KATİL DETAYLARI GÖZDEN KAÇIRMIŞ
Albay Kazım Çillioğlu'nun oğlu Gökhan Çillioğlu, sivil savcının hazırladığı tutanakta silahın 'cesedin sol yanında' bulunduğu bilgisiyle ilgili "Bu durum sağ eliyle kafasına sağ taraftan ateş eden birinin yere düştükten sonra silahının sol tarafa düşmesi gibi tamamen imkansız bir durum. Bu belge, babamı öldürenlerin olayı intihar gibi göstermek isterken bazı detayları gözden kaçırdıklarının delilidir" şeklinde konuştu.
ŞiFRE 'MEŞGUL SESi'
Gökhan Çillioğlu, babasını lojmanda sorgulayıp öldürenlerin, dışarıdakilere telefon aracılığıyla mesaj gönderdiğini söyledi. Askeri savcılık tarafından hazırlanan 'Kovuşturmaya gerek yoktur' raporunda geçen "(...) şoför ve habercinin saat 15.00 sıralarında müteveffayı telefonla aradıkları, ancak ulaşamadıkları" şeklindeki ifadelere dikkati çeken Gökhan Çillioğlu, sözlerini şöyle sürdürdü: "Babamın telefonla arandığı ve telefonun uzun uzun çaldırılmasına rağmen cevap alınamadığı tespiti yapılmış. Fakat sivil savcının saat 16.00'dan sonra hazırladığı tutanakta babamın telefonunun açık halde bulunduğu bilgisi var. Yani telefonun normal şartlarda meşgul çalması lazım. Yani öğle saatlerinde ölen biri nasıl olur da yerinden kalkıp 16.00'da telefon ahizesini açar?" Gökhan Çillioğlu, bu soruya şöyle cevap verdi: "Bence bu mesaj dışarıdaki hainlerle kurulan bir irtibat."

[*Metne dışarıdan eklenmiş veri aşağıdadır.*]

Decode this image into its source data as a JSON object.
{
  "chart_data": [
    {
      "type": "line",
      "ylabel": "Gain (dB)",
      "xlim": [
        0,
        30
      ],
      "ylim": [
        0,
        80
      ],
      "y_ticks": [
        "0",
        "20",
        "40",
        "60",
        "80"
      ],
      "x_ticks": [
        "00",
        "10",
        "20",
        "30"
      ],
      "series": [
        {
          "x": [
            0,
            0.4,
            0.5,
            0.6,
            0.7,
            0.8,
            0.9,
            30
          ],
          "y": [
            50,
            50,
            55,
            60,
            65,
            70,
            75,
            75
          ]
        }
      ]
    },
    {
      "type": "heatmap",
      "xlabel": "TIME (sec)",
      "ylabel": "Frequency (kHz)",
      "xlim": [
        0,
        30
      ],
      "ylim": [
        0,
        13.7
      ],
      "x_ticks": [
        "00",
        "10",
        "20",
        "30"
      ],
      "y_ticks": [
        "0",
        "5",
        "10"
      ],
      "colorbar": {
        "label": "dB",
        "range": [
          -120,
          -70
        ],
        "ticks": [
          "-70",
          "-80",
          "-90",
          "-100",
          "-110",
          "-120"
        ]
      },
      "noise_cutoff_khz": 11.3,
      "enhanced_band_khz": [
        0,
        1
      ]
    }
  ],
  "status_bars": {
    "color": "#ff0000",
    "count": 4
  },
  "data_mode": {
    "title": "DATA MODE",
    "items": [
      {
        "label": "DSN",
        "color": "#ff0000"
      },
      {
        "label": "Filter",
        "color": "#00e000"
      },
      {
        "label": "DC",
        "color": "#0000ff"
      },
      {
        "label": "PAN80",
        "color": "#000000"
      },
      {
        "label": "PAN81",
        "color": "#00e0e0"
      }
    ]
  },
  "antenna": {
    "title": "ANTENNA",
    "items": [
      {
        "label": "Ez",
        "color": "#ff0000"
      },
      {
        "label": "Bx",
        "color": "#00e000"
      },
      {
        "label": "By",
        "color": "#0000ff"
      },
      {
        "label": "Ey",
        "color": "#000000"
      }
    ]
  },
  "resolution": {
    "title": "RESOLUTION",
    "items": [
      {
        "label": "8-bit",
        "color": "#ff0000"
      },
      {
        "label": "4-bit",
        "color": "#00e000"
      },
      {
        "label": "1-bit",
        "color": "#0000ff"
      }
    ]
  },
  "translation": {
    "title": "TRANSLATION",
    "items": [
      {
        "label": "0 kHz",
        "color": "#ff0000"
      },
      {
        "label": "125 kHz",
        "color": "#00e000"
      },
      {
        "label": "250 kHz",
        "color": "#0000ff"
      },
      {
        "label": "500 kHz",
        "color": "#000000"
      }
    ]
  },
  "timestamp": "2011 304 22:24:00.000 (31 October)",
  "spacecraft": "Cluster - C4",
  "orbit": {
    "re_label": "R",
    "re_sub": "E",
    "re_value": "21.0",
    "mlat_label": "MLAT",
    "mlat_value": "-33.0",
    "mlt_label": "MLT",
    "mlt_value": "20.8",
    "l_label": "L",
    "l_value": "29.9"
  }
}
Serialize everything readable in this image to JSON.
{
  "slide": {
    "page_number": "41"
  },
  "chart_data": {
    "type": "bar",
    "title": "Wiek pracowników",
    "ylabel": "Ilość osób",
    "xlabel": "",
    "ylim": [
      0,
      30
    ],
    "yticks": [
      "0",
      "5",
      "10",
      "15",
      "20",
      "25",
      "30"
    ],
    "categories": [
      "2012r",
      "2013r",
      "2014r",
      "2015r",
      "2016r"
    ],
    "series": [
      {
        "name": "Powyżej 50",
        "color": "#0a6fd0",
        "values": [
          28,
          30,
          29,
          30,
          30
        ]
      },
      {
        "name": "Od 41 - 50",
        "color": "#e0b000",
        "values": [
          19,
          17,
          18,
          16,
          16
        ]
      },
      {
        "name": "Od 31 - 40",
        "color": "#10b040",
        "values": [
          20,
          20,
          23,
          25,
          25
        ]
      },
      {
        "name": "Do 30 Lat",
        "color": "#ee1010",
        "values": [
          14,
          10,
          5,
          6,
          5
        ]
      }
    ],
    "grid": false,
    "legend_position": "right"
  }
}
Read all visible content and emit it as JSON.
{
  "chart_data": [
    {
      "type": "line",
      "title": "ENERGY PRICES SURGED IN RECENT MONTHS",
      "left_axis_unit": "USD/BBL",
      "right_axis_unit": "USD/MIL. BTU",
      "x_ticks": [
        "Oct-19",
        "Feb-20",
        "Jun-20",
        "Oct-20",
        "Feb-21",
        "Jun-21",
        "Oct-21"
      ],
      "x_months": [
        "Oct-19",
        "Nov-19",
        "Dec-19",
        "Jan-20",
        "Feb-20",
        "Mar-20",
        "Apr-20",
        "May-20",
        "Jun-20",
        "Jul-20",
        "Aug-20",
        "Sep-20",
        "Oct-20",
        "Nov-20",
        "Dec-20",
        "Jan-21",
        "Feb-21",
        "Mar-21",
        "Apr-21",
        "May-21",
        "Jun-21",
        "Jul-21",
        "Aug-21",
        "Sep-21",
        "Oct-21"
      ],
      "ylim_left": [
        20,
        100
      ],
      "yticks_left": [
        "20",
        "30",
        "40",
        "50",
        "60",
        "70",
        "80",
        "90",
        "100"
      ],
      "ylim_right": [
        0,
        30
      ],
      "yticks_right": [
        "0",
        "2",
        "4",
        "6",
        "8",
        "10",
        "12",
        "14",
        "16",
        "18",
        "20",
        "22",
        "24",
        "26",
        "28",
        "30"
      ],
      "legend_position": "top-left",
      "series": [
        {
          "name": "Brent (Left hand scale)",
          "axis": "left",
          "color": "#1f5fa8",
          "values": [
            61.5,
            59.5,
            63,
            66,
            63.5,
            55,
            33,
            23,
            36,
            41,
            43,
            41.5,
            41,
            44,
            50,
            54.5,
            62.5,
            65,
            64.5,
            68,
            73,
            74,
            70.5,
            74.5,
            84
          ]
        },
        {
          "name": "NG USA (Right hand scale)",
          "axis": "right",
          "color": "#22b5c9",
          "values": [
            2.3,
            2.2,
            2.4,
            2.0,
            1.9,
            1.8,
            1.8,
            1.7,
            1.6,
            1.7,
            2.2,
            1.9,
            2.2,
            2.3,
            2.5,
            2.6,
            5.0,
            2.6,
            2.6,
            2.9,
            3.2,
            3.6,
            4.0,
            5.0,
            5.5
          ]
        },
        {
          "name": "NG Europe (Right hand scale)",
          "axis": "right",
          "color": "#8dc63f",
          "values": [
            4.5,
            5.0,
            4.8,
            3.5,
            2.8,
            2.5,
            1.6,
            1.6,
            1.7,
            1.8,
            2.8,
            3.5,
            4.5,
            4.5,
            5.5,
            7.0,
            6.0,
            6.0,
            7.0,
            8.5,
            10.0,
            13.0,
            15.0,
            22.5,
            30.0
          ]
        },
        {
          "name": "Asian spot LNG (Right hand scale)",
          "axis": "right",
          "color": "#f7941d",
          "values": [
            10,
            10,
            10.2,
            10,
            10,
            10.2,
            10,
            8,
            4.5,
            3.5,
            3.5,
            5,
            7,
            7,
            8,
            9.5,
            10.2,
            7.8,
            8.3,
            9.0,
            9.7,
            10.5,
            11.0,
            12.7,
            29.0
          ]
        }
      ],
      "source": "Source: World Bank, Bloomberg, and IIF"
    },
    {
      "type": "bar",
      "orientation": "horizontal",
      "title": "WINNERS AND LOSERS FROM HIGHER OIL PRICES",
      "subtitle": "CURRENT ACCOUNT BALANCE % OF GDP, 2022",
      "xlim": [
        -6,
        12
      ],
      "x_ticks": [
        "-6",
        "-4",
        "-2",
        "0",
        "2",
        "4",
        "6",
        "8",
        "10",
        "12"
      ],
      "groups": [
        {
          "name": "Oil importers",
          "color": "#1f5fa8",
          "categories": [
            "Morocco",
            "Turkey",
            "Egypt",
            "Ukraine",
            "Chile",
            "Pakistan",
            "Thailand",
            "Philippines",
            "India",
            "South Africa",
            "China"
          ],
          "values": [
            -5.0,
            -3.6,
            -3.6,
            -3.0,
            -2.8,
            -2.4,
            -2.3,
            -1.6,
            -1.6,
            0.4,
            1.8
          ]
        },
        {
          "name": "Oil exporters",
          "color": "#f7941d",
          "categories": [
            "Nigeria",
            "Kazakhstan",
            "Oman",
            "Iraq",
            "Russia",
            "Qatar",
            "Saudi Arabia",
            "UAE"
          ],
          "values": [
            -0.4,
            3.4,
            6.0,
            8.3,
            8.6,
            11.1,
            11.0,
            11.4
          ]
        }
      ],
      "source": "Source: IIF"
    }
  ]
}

İntihar değil konuşma notuydu
Albay Çillioğlu'nun ölümü sonrası lojmanındaki masasının üzerinde 'Bu Türklüğün var olma mücadelesidir. Bir an önce ve mutlaka geniş kapsamlı düşünmeliyiz' yazılı bir not bulunduğu resmi kayıtlarda yer aldı. Gökhan Çillioğlu, intihar notu olarak lanse edilen bu ifadeyi Albay Çillioğlu'nun ölümünden bir gün önce çavuşlara yaptığı konuşmada kullandığını belirtti. Çillioğlu, bu bilginin 'Kovuşturmaya gerek yoktur' belgesine girmeyen er ifadelerinde de yer aldığını kaydetti.
Namaz kılan insan eve postalla girmez
Babasının ölümü sonrası ayaklarında postallarının bulunduğunu ifade eden Gökhan Çillioğlu, "Babam namaz kılardı. Namaz kılan biri evine postallarıyla girmez" diye konuştu. Babasının namaz kıldığını olayla ilgili alınan ifadelerinden de anlaşılabileceğini anlatan Gökhan Çillioğlu, "Erlerden biri, ifadesinde babamın vefatından sonra yaptıklarını anlatırken seccadesinden bahsediyor" diye konuştu. Gökhan Çillioğlu, babasının intihar ettiği iddiasına kesinlikle inanmadıklarını ifade ederek "Babam maneviyatı olan bir insandı, intihar edebilecek biri değildi" şeklinde konuştu.